California Punitives by Horvitz & Levy
  • CAOC Amicus Brief in California Supreme Court Covers Punitive Damages Issues in Roby v. McKesson

    The Consumer Attorneys of California (CAOC) has filed an amicus brief in the California Supreme Court in Roby v. McKesson. As we mentioned in a prior post, the Court of Appeal in Roby reduced the ratio of punitive damages to compensatory damages down to 1.4-to-1. The plaintiff’s petition for review attacked the Court of Appeal’s ratio analysis, but the parties briefs on the merits have focused primarily on other issues.

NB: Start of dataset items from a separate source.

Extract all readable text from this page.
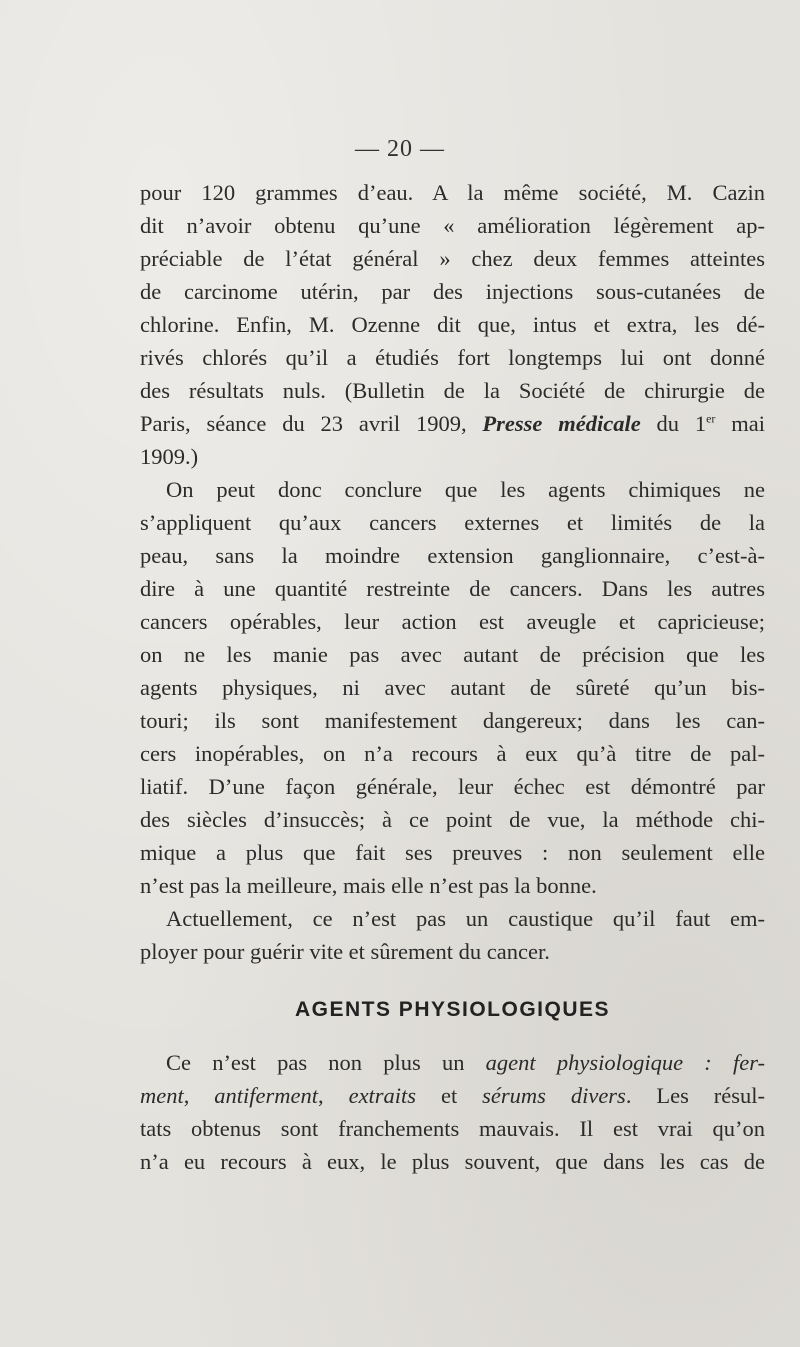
— 20 —
pour 120 grammes d’eau. A la même société, M. Cazin
dit n’avoir obtenu qu’une « amélioration légèrement ap-
préciable de l’état général » chez deux femmes atteintes
de carcinome utérin, par des injections sous-cutanées de
chlorine. Enfin, M. Ozenne dit que, intus et extra, les dé-
rivés chlorés qu’il a étudiés fort longtemps lui ont donné
des résultats nuls. (Bulletin de la Société de chirurgie de
Paris, séance du 23 avril 1909, Presse médicale du 1er mai
1909.)
On peut donc conclure que les agents chimiques ne
s’appliquent qu’aux cancers externes et limités de la
peau, sans la moindre extension ganglionnaire, c’est-à-
dire à une quantité restreinte de cancers. Dans les autres
cancers opérables, leur action est aveugle et capricieuse;
on ne les manie pas avec autant de précision que les
agents physiques, ni avec autant de sûreté qu’un bis-
touri; ils sont manifestement dangereux; dans les can-
cers inopérables, on n’a recours à eux qu’à titre de pal-
liatif. D’une façon générale, leur échec est démontré par
des siècles d’insuccès; à ce point de vue, la méthode chi-
mique a plus que fait ses preuves : non seulement elle
n’est pas la meilleure, mais elle n’est pas la bonne.
Actuellement, ce n’est pas un caustique qu’il faut em-
ployer pour guérir vite et sûrement du cancer.
AGENTS PHYSIOLOGIQUES
Ce n’est pas non plus un agent physiologique : fer-
ment, antiferment, extraits et sérums divers. Les résul-
tats obtenus sont franchements mauvais. Il est vrai qu’on
n’a eu recours à eux, le plus souvent, que dans les cas de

    Now CAOC has filed a brief devoted exclusively to the punitive damages issue. The main theme of the brief is that California Supreme Court review is necessary to provide guidance to the lower courts regarding the maximum permissible ratio in cases with substantial compensatory damages awards. That theme seems a bit odd to us. Why argue that “review is necessary” when the Supreme Court has already granted review? That’s the sort of argument one would expect to see at the petition stage, not the merits stage.

    In fairness, the CAOC brief touches on the merits as well. CAOC argues that California appellate courts have gone too far in adhering to the U.S. Supreme Court’s statement in State Farm v. Campbell that “[w]hen compensatory damages are substantial, then a lesser ratio, perhaps only equal to compensatory damages, can reach the outermost limit of the due process clause.”

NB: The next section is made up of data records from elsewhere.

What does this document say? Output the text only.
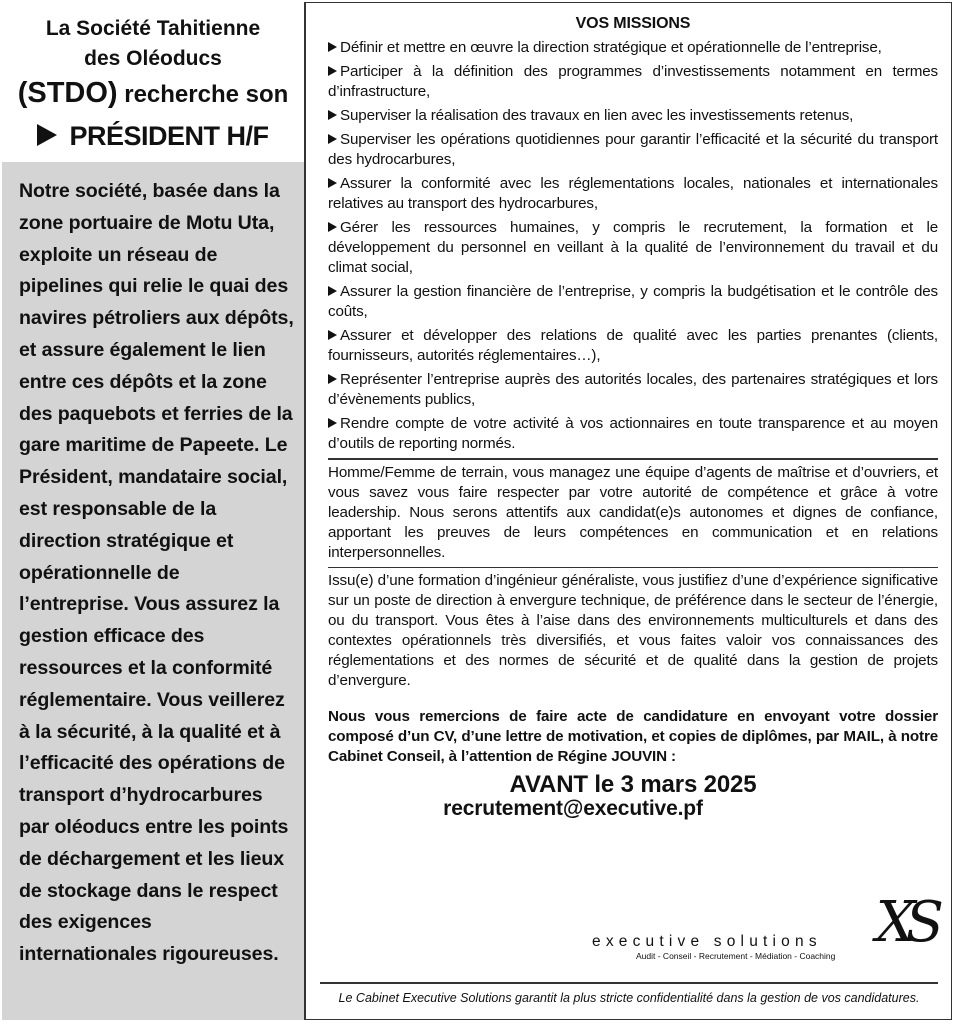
La Société Tahitienne
des Oléoducs
(STDO) recherche son
PRÉSIDENT H/F

Notre société, basée dans la zone portuaire de Motu Uta, exploite un réseau de pipelines qui relie le quai des navires pétroliers aux dépôts, et assure également le lien entre ces dépôts et la zone des paquebots et ferries de la gare maritime de Papeete. Le Président, mandataire social, est responsable de la direction stratégique et opérationnelle de l’entreprise. Vous assurez la gestion efficace des ressources et la conformité réglementaire. Vous veillerez à la sécurité, à la qualité et à l’efficacité des opérations de transport d’hydrocarbures par oléoducs entre les points de déchargement et les lieux de stockage dans le respect des exigences internationales rigoureuses.

VOS MISSIONS

Définir et mettre en œuvre la direction stratégique et opérationnelle de l’entreprise,

Participer à la définition des programmes d’investissements notamment en termes d’infrastructure,

Superviser la réalisation des travaux en lien avec les investissements retenus,

Superviser les opérations quotidiennes pour garantir l’efficacité et la sécurité du transport des hydrocarbures,

Assurer la conformité avec les réglementations locales, nationales et internationales relatives au transport des hydrocarbures,

Gérer les ressources humaines, y compris le recrutement, la formation et le développement du personnel en veillant à la qualité de l’environnement du travail et du climat social,

Assurer la gestion financière de l’entreprise, y compris la budgétisation et le contrôle des coûts,

Assurer et développer des relations de qualité avec les parties prenantes (clients, fournisseurs, autorités réglementaires…),

Représenter l’entreprise auprès des autorités locales, des partenaires stratégiques et lors d’évènements publics,

Rendre compte de votre activité à vos actionnaires en toute transparence et au moyen d’outils de reporting normés.

Homme/Femme de terrain, vous managez une équipe d’agents de maîtrise et d’ouvriers, et vous savez vous faire respecter par votre autorité de compétence et grâce à votre leadership. Nous serons attentifs aux candidat(e)s autonomes et dignes de confiance, apportant les preuves de leurs compétences en communication et en relations interpersonnelles.

Issu(e) d’une formation d’ingénieur généraliste, vous justifiez d’une d’expérience significative sur un poste de direction à envergure technique, de préférence dans le secteur de l’énergie, ou du transport. Vous êtes à l’aise dans des environnements multiculturels et dans des contextes opérationnels très diversifiés, et vous faites valoir vos connaissances des réglementations et des normes de sécurité et de qualité dans la gestion de projets d’envergure.

Nous vous remercions de faire acte de candidature en envoyant votre dossier composé d’un CV, d’une lettre de motivation, et copies de diplômes, par MAIL, à notre Cabinet Conseil, à l’attention de Régine JOUVIN :

AVANT le 3 mars 2025
recrutement@executive.pf
XS
executive solutions
Audit - Conseil - Recrutement - Médiation - Coaching
Le Cabinet Executive Solutions garantit la plus stricte confidentialité dans la gestion de vos candidatures.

    CAOC says that statement in Campbell was dicta, but according to CAOC some lower courts have taken it as a license to substitute their view of the appropriate amount of punitive damages in place of the jury’s decision. The brief doesn’t identify the courts that have done this (other than the Court of Appeal in Roby itself), but we suspect the brief’s author probably had in mind cases like Jet Source Charter, Inc. v. Doherty (2007) 148 Cal.App.4th 1, 11 and Walker v. Fire Ins. Exchange (2007) 153 Cal.App.4th 965, 975, both of which reduced punitive damages awards down to a one-to-one ratio. The courts in those cases probably did not think they were imposing their own view of the appropriate amount of punitive damages. They probably thought they were determining the constitutional maximum ratio, regardless of whatever amount they might otherwise deem appropriate. At least that’s what they said they were doing.

    CAOC’s brief also argues that the California Supreme Court should clarify the circumstances in which a Court of Appeal should order a new trial on punitive damages rather than granting a remittitur. Ironically, on this issue CAOC is aligned with Philip Morris, which has previously asked the California Supreme Court to provide guidance on the same issue. (See Philip Morris’s petition for review in Boeken v. Philip Morris Inc.)

    In any event, CAOC should be pleased that the Supreme Court accepted the brief, unlike the amicus brief in Taylor v. Crane Co. et al. The online docket in that case indicates that the court rejected CAOC’s brief because of multiple procedural defects.